Pages soaked in mystery
Rebecca McCarthy traces Norman Maclean’s poetic sensibilities from his University of Chicago classroom to A River Runs Through It.
Norman Maclean
A Life of Letters and Rivers
Norman Maclean was a man of western Montana and its Big Blackfoot River. He listened to stories from deep in its currents that no one else could hear. He was born in 1902, when firefighting was an act of primitive heroics and fly fishing was a spiritual art. He died in 1990 in a generation far removed from his youth, but one that, thanks to him, is still moved by the mysteries he explored. He wrote very little, but the little he wrote has ensured his stature as one of the literary masters of our age.

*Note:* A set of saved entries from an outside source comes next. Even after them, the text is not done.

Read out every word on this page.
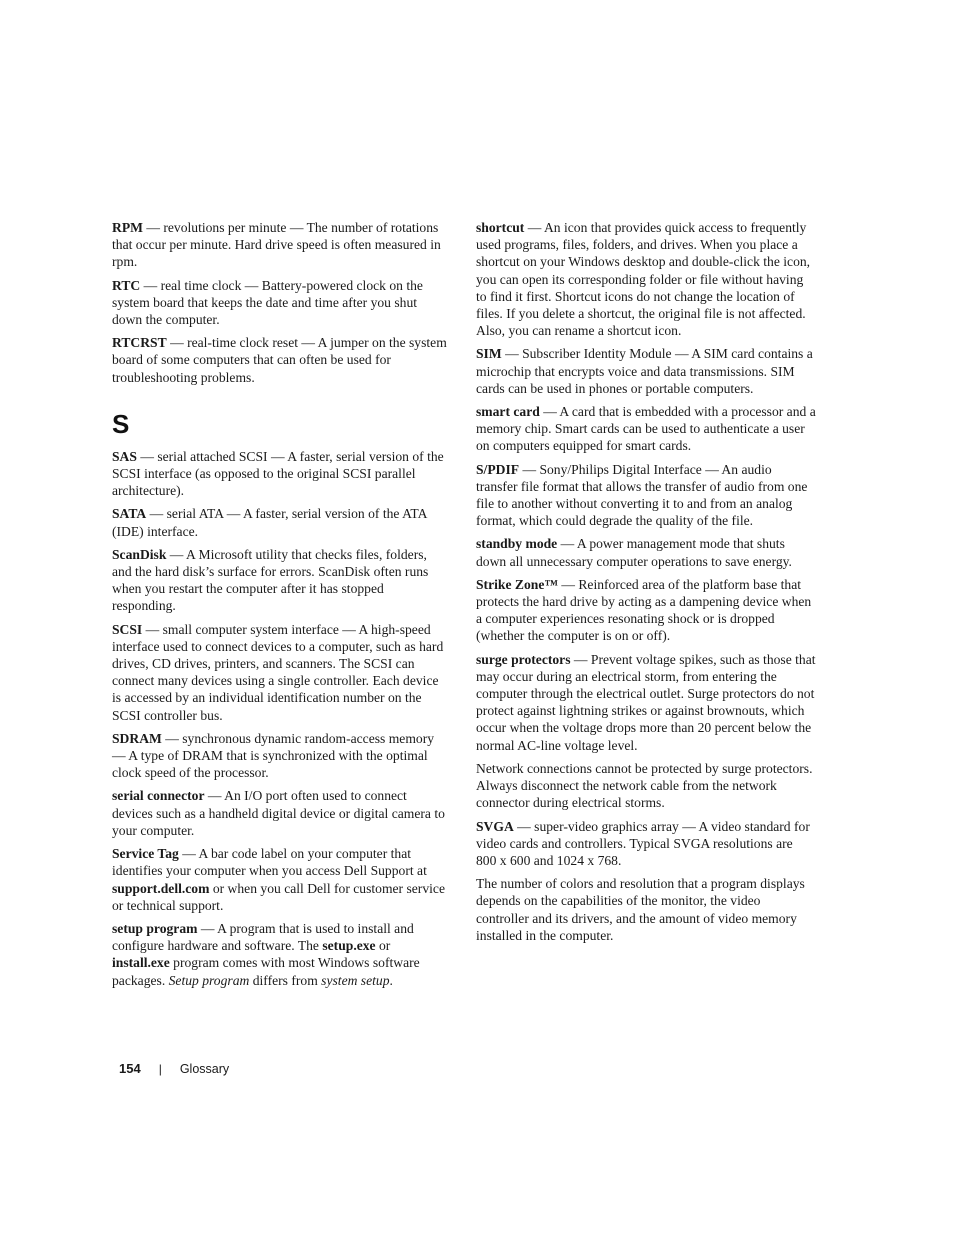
RPM — revolutions per minute — The number of rotations that occur per minute. Hard drive speed is often measured in rpm.

RTC — real time clock — Battery-powered clock on the system board that keeps the date and time after you shut down the computer.

RTCRST — real-time clock reset — A jumper on the system board of some computers that can often be used for troubleshooting problems.

S

SAS — serial attached SCSI — A faster, serial version of the SCSI interface (as opposed to the original SCSI parallel architecture).

SATA — serial ATA — A faster, serial version of the ATA (IDE) interface.

ScanDisk — A Microsoft utility that checks files, folders, and the hard disk’s surface for errors. ScanDisk often runs when you restart the computer after it has stopped responding.

SCSI — small computer system interface — A high-speed interface used to connect devices to a computer, such as hard drives, CD drives, printers, and scanners. The SCSI can connect many devices using a single controller. Each device is accessed by an individual identification number on the SCSI controller bus.

SDRAM — synchronous dynamic random-access memory — A type of DRAM that is synchronized with the optimal clock speed of the processor.

serial connector — An I/O port often used to connect devices such as a handheld digital device or digital camera to your computer.

Service Tag — A bar code label on your computer that identifies your computer when you access Dell Support at support.dell.com or when you call Dell for customer service or technical support.

setup program — A program that is used to install and configure hardware and software. The setup.exe or install.exe program comes with most Windows software packages. Setup program differs from system setup.

shortcut — An icon that provides quick access to frequently used programs, files, folders, and drives. When you place a shortcut on your Windows desktop and double-click the icon, you can open its corresponding folder or file without having to find it first. Shortcut icons do not change the location of files. If you delete a shortcut, the original file is not affected. Also, you can rename a shortcut icon.

SIM — Subscriber Identity Module — A SIM card contains a microchip that encrypts voice and data transmissions. SIM cards can be used in phones or portable computers.

smart card — A card that is embedded with a processor and a memory chip. Smart cards can be used to authenticate a user on computers equipped for smart cards.

S/PDIF — Sony/Philips Digital Interface — An audio transfer file format that allows the transfer of audio from one file to another without converting it to and from an analog format, which could degrade the quality of the file.

standby mode — A power management mode that shuts down all unnecessary computer operations to save energy.

Strike Zone™ — Reinforced area of the platform base that protects the hard drive by acting as a dampening device when a computer experiences resonating shock or is dropped (whether the computer is on or off).

surge protectors — Prevent voltage spikes, such as those that may occur during an electrical storm, from entering the computer through the electrical outlet. Surge protectors do not protect against lightning strikes or against brownouts, which occur when the voltage drops more than 20 percent below the normal AC-line voltage level.

Network connections cannot be protected by surge protectors. Always disconnect the network cable from the network connector during electrical storms.

SVGA — super-video graphics array — A video standard for video cards and controllers. Typical SVGA resolutions are 800 x 600 and 1024 x 768.

The number of colors and resolution that a program displays depends on the capabilities of the monitor, the video controller and its drivers, and the amount of video memory installed in the computer.

154 | Glossary
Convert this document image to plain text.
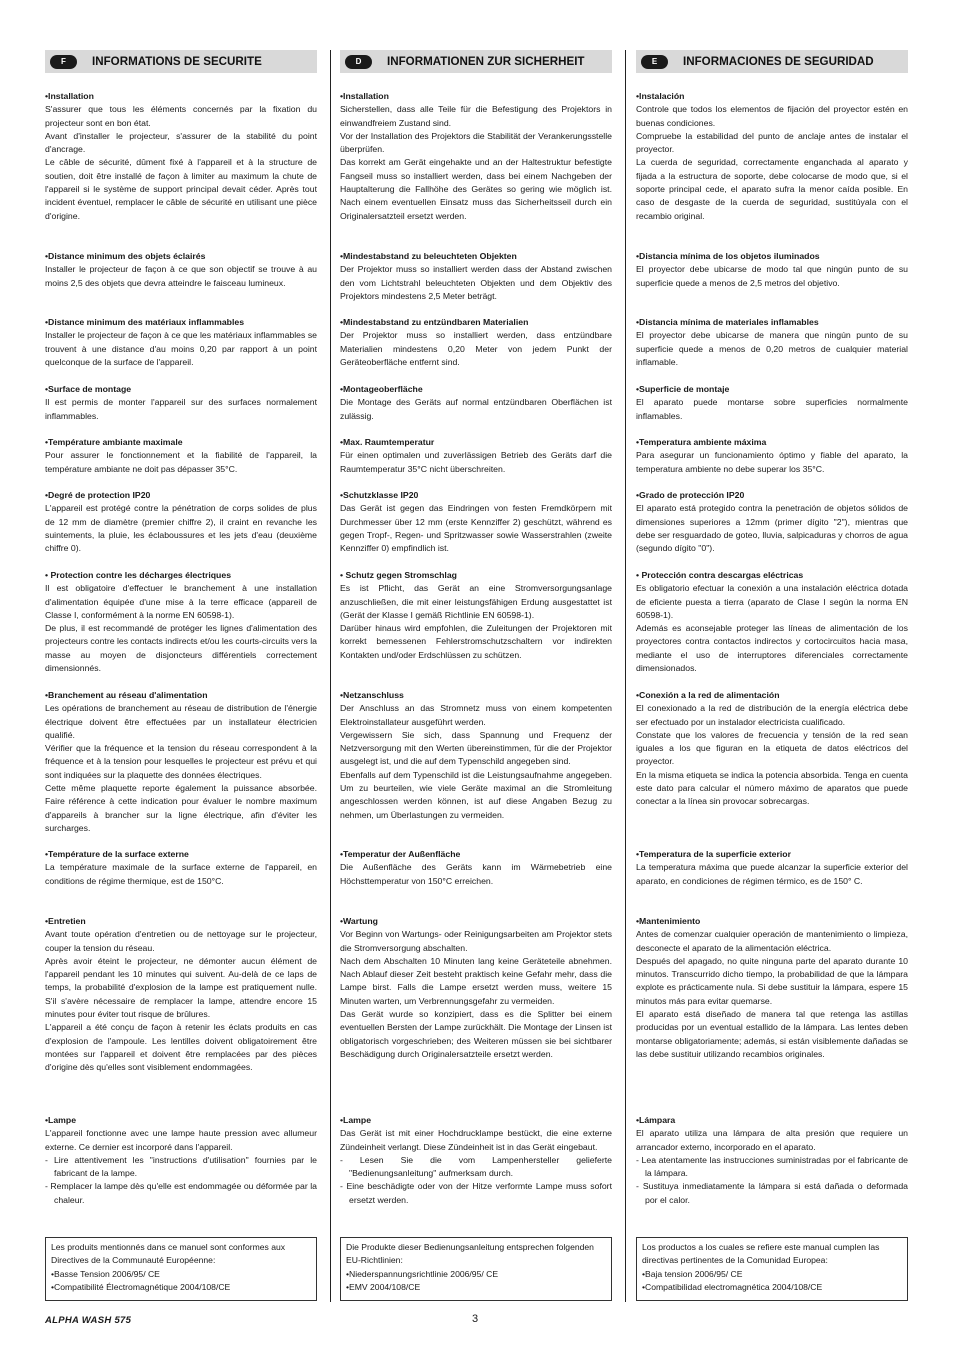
F	INFORMATIONS DE SECURITE
• Installation
S'assurer que tous les éléments concernés par la fixation du projecteur sont en bon état.
Avant d'installer le projecteur, s'assurer de la stabilité du point d'ancrage.
Le câble de sécurité, dûment fixé à l'appareil et à la structure de soutien, doit être installé de façon à limiter au maximum la chute de l'appareil si le système de support principal devait céder. Après tout incident éventuel, remplacer le câble de sécurité en utilisant une pièce d'origine.
• Distance minimum des objets éclairés
Installer le projecteur de façon à ce que son objectif se trouve à au moins 2,5 des objets que devra atteindre le faisceau lumineux.
• Distance minimum des matériaux inflammables
Installer le projecteur de façon à ce que les matériaux inflammables se trouvent à une distance d'au moins 0,20 par rapport à un point quelconque de la surface de l'appareil.
• Surface de montage
Il est permis de monter l'appareil sur des surfaces normalement inflammables.
• Température ambiante maximale
Pour assurer le fonctionnement et la fiabilité de l'appareil, la température ambiante ne doit pas dépasser 35°C.
• Degré de protection IP20
L'appareil est protégé contre la pénétration de corps solides de plus de 12 mm de diamètre (premier chiffre 2), il craint en revanche les suintements, la pluie, les éclaboussures et les jets d'eau (deuxième chiffre 0).
• Protection contre les décharges électriques
Il est obligatoire d'effectuer le branchement à une installation d'alimentation équipée d'une mise à la terre efficace (appareil de Classe I, conformément à la norme EN 60598-1).
De plus, il est recommandé de protéger les lignes d'alimentation des projecteurs contre les contacts indirects et/ou les courts-circuits vers la masse au moyen de disjoncteurs différentiels correctement dimensionnés.
• Branchement au réseau d'alimentation
Les opérations de branchement au réseau de distribution de l'énergie électrique doivent être effectuées par un installateur électricien qualifié.
Vérifier que la fréquence et la tension du réseau correspondent à la fréquence et à la tension pour lesquelles le projecteur est prévu et qui sont indiquées sur la plaquette des données électriques.
Cette même plaquette reporte également la puissance absorbée. Faire référence à cette indication pour évaluer le nombre maximum d'appareils à brancher sur la ligne électrique, afin d'éviter les surcharges.
• Température de la surface externe
La température maximale de la surface externe de l'appareil, en conditions de régime thermique, est de 150°C.
• Entretien
Avant toute opération d'entretien ou de nettoyage sur le projecteur, couper la tension du réseau.
Après avoir éteint le projecteur, ne démonter aucun élément de l'appareil pendant les 10 minutes qui suivent. Au-delà de ce laps de temps, la probabilité d'explosion de la lampe est pratiquement nulle. S'il s'avère nécessaire de remplacer la lampe, attendre encore 15 minutes pour éviter tout risque de brûlures.
L'appareil a été conçu de façon à retenir les éclats produits en cas d'explosion de l'ampoule. Les lentilles doivent obligatoirement être montées sur l'appareil et doivent être remplacées par des pièces d'origine dès qu'elles sont visiblement endommagées.
• Lampe
L'appareil fonctionne avec une lampe haute pression avec allumeur externe. Ce dernier est incorporé dans l'appareil.
- Lire attentivement les "instructions d'utilisation" fournies par le fabricant de la lampe.
- Remplacer la lampe dès qu'elle est endommagée ou déformée par la chaleur.
Les produits mentionnés dans ce manuel sont conformes aux Directives de la Communauté Européenne:
• Basse Tension 2006/95/ CE
• Compatibilité Électromagnétique 2004/108/CE
D	INFORMATIONEN ZUR SICHERHEIT
• Installation
Sicherstellen, dass alle Teile für die Befestigung des Projektors in einwandfreiem Zustand sind.
Vor der Installation des Projektors die Stabilität der Verankerungsstelle überprüfen.
Das korrekt am Gerät eingehakte und an der Haltestruktur befestigte Fangseil muss so installiert werden, dass bei einem Nachgeben der Hauptalterung die Fallhöhe des Gerätes so gering wie möglich ist. Nach einem eventuellen Einsatz muss das Sicherheitsseil durch ein Originalersatzteil ersetzt werden.
• Mindestabstand zu beleuchteten Objekten
Der Projektor muss so installiert werden dass der Abstand zwischen den vom Lichtstrahl beleuchteten Objekten und dem Objektiv des Projektors mindestens 2,5 Meter beträgt.
• Mindestabstand zu entzündbaren Materialien
Der Projektor muss so installiert werden, dass entzündbare Materialien mindestens 0,20 Meter von jedem Punkt der Geräteoberfläche entfernt sind.
• Montageoberfläche
Die Montage des Geräts auf normal entzündbaren Oberflächen ist zulässig.
• Max. Raumtemperatur
Für einen optimalen und zuverlässigen Betrieb des Geräts darf die Raumtemperatur 35°C nicht überschreiten.
• Schutzklasse IP20
Das Gerät ist gegen das Eindringen von festen Fremdkörpern mit Durchmesser über 12 mm (erste Kennziffer 2) geschützt, während es gegen Tropf-, Regen- und Spritzwasser sowie Wasserstrahlen (zweite Kennziffer 0) empfindlich ist.
• Schutz gegen Stromschlag
Es ist Pflicht, das Gerät an eine Stromversorgungsanlage anzuschließen, die mit einer leistungsfähigen Erdung ausgestattet ist (Gerät der Klasse I gemäß Richtlinie EN 60598-1).
Darüber hinaus wird empfohlen, die Zuleitungen der Projektoren mit korrekt bemessenen Fehlerstromschutzschaltern vor indirekten Kontakten und/oder Erdschlüssen zu schützen.
• Netzanschluss
Der Anschluss an das Stromnetz muss von einem kompetenten Elektroinstallateur ausgeführt werden.
Vergewissern Sie sich, dass Spannung und Frequenz der Netzversorgung mit den Werten übereinstimmen, für die der Projektor ausgelegt ist, und die auf dem Typenschild angegeben sind.
Ebenfalls auf dem Typenschild ist die Leistungsaufnahme angegeben. Um zu beurteilen, wie viele Geräte maximal an die Stromleitung angeschlossen werden können, ist auf diese Angaben Bezug zu nehmen, um Überlastungen zu vermeiden.
• Temperatur der Außenfläche
Die Außenfläche des Geräts kann im Wärmebetrieb eine Höchsttemperatur von 150°C erreichen.
• Wartung
Vor Beginn von Wartungs- oder Reinigungsarbeiten am Projektor stets die Stromversorgung abschalten.
Nach dem Abschalten 10 Minuten lang keine Geräteteile abnehmen. Nach Ablauf dieser Zeit besteht praktisch keine Gefahr mehr, dass die Lampe birst. Falls die Lampe ersetzt werden muss, weitere 15 Minuten warten, um Verbrennungsgefahr zu vermeiden.
Das Gerät wurde so konzipiert, dass es die Splitter bei einem eventuellen Bersten der Lampe zurückhält. Die Montage der Linsen ist obligatorisch vorgeschrieben; des Weiteren müssen sie bei sichtbarer Beschädigung durch Originalersatzteile ersetzt werden.
• Lampe
Das Gerät ist mit einer Hochdrucklampe bestückt, die eine externe Zündeinheit verlangt. Diese Zündeinheit ist in das Gerät eingebaut.
- Lesen Sie die vom Lampenhersteller gelieferte "Bedienungsanleitung" aufmerksam durch.
- Eine beschädigte oder von der Hitze verformte Lampe muss sofort ersetzt werden.
Die Produkte dieser Bedienungsanleitung entsprechen folgenden EU-Richtlinien:
• Niederspannungsrichtlinie 2006/95/ CE
• EMV 2004/108/CE
E	INFORMACIONES DE SEGURIDAD
• Instalación
Controle que todos los elementos de fijación del proyector estén en buenas condiciones.
Compruebe la estabilidad del punto de anclaje antes de instalar el proyector.
La cuerda de seguridad, correctamente enganchada al aparato y fijada a la estructura de soporte, debe colocarse de modo que, si el soporte principal cede, el aparato sufra la menor caída posible. En caso de desgaste de la cuerda de seguridad, sustitúyala con el recambio original.
• Distancia mínima de los objetos iluminados
El proyector debe ubicarse de modo tal que ningún punto de su superficie quede a menos de 2,5 metros del objetivo.
• Distancia mínima de materiales inflamables
El proyector debe ubicarse de manera que ningún punto de su superficie quede a menos de 0,20 metros de cualquier material inflamable.
• Superficie de montaje
El aparato puede montarse sobre superficies normalmente inflamables.
• Temperatura ambiente máxima
Para asegurar un funcionamiento óptimo y fiable del aparato, la temperatura ambiente no debe superar los 35°C.
• Grado de protección IP20
El aparato está protegido contra la penetración de objetos sólidos de dimensiones superiores a 12mm (primer dígito "2"), mientras que debe ser resguardado de goteo, lluvia, salpicaduras y chorros de agua (segundo dígito "0").
• Protección contra descargas eléctricas
Es obligatorio efectuar la conexión a una instalación eléctrica dotada de eficiente puesta a tierra (aparato de Clase I según la norma EN 60598-1).
Además es aconsejable proteger las líneas de alimentación de los proyectores contra contactos indirectos y cortocircuitos hacia masa, mediante el uso de interruptores diferenciales correctamente dimensionados.
• Conexión a la red de alimentación
El conexionado a la red de distribución de la energía eléctrica debe ser efectuado por un instalador electricista cualificado.
Constate que los valores de frecuencia y tensión de la red sean iguales a los que figuran en la etiqueta de datos eléctricos del proyector.
En la misma etiqueta se indica la potencia absorbida. Tenga en cuenta este dato para calcular el número máximo de aparatos que puede conectar a la línea sin provocar sobrecargas.
• Temperatura de la superficie exterior
La temperatura máxima que puede alcanzar la superficie exterior del aparato, en condiciones de régimen térmico, es de 150° C.
• Mantenimiento
Antes de comenzar cualquier operación de mantenimiento o limpieza, desconecte el aparato de la alimentación eléctrica.
Después del apagado, no quite ninguna parte del aparato durante 10 minutos. Transcurrido dicho tiempo, la probabilidad de que la lámpara explote es prácticamente nula. Si debe sustituir la lámpara, espere 15 minutos más para evitar quemarse.
El aparato está diseñado de manera tal que retenga las astillas producidas por un eventual estallido de la lámpara. Las lentes deben montarse obligatoriamente; además, si están visiblemente dañadas se las debe sustituir utilizando recambios originales.
• Lámpara
El aparato utiliza una lámpara de alta presión que requiere un arrancador externo, incorporado en el aparato.
- Lea atentamente las instrucciones suministradas por el fabricante de la lámpara.
- Sustituya inmediatamente la lámpara si está dañada o deformada por el calor.
Los productos a los cuales se refiere este manual cumplen las directivas pertinentes de la Comunidad Europea:
• Baja tension 2006/95/ CE
• Compatibilidad electromagnética 2004/108/CE
ALPHA WASH 575	3
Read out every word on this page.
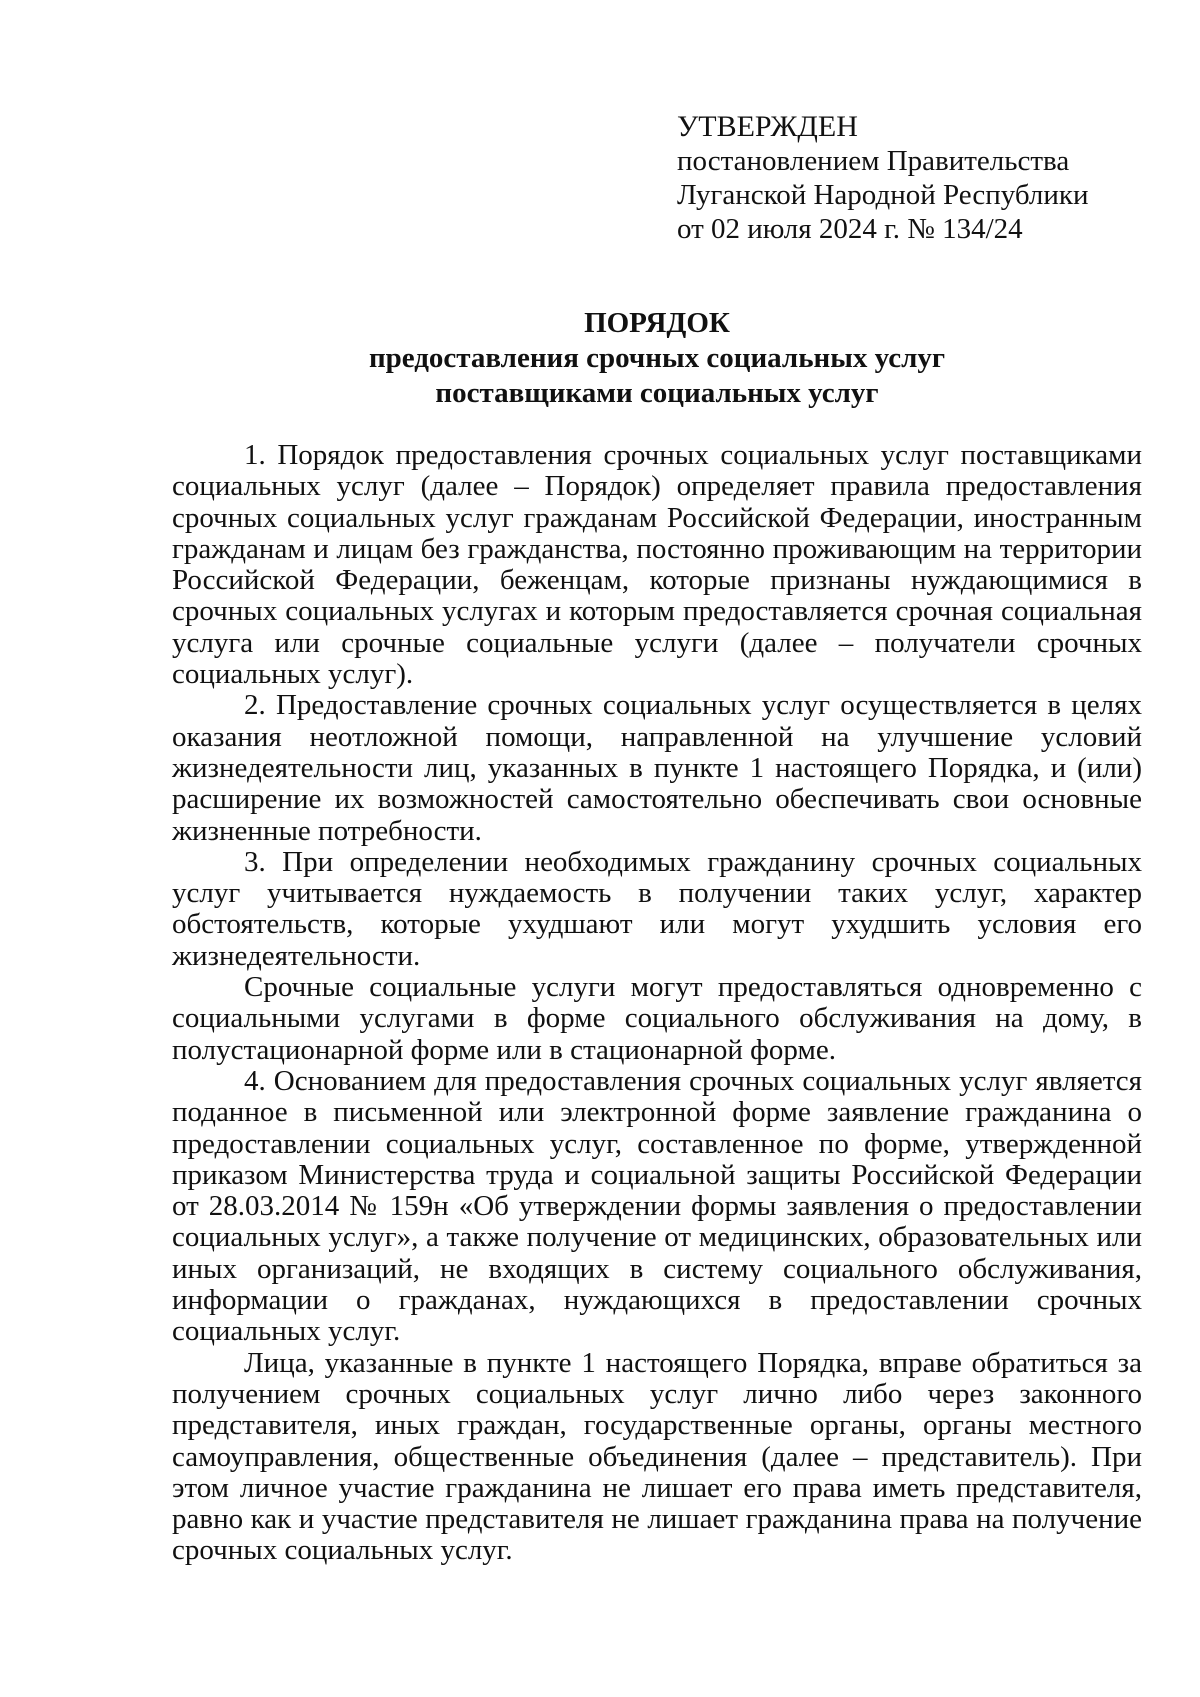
УТВЕРЖДЕН
постановлением Правительства
Луганской Народной Республики
от 02 июля 2024 г. № 134/24
ПОРЯДОК
предоставления срочных социальных услуг
поставщиками социальных услуг

1. Порядок предоставления срочных социальных услуг поставщиками социальных услуг (далее – Порядок) определяет правила предоставления срочных социальных услуг гражданам Российской Федерации, иностранным гражданам и лицам без гражданства, постоянно проживающим на территории Российской Федерации, беженцам, которые признаны нуждающимися в срочных социальных услугах и которым предоставляется срочная социальная услуга или срочные социальные услуги (далее – получатели срочных социальных услуг).

2. Предоставление срочных социальных услуг осуществляется в целях оказания неотложной помощи, направленной на улучшение условий жизнедеятельности лиц, указанных в пункте 1 настоящего Порядка, и (или) расширение их возможностей самостоятельно обеспечивать свои основные жизненные потребности.

3. При определении необходимых гражданину срочных социальных услуг учитывается нуждаемость в получении таких услуг, характер обстоятельств, которые ухудшают или могут ухудшить условия его жизнедеятельности.

Срочные социальные услуги могут предоставляться одновременно с социальными услугами в форме социального обслуживания на дому, в полустационарной форме или в стационарной форме.

4. Основанием для предоставления срочных социальных услуг является поданное в письменной или электронной форме заявление гражданина о предоставлении социальных услуг, составленное по форме, утвержденной приказом Министерства труда и социальной защиты Российской Федерации от 28.03.2014 № 159н «Об утверждении формы заявления о предоставлении социальных услуг», а также получение от медицинских, образовательных или иных организаций, не входящих в систему социального обслуживания, информации о гражданах, нуждающихся в предоставлении срочных социальных услуг.

Лица, указанные в пункте 1 настоящего Порядка, вправе обратиться за получением срочных социальных услуг лично либо через законного представителя, иных граждан, государственные органы, органы местного самоуправления, общественные объединения (далее – представитель). При этом личное участие гражданина не лишает его права иметь представителя, равно как и участие представителя не лишает гражданина права на получение срочных социальных услуг.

If readers know anything about him, it is his elegiac, autobiographical novella, A River Runs Through It, which has sold more than 2 million copies and was made into a movie by Robert Redford. It begins with this iconic statement: “In our family, there was no clear line between religion and fly fishing.” Years ago, when I first read that line, I was hooked on Maclean.
The son of a Presbyterian minister, Maclean wrote about fishing and forest fires and much more. His oeuvre explores the mystical union of nature and tragedy, of holiness and suffering, each with its distinctive marks of beauty. “My father was very sure about certain matters pertaining to the universe. To him, all good things—trout as well as eternal salvation—come by grace and grace comes by art and art does not come easy,” he writes in A River Runs Through It. Maclean began his writing career as he approached retirement at age 70. Well into his 80s when he died, he left his second book, Young Men and Fire, to be completed by his editor.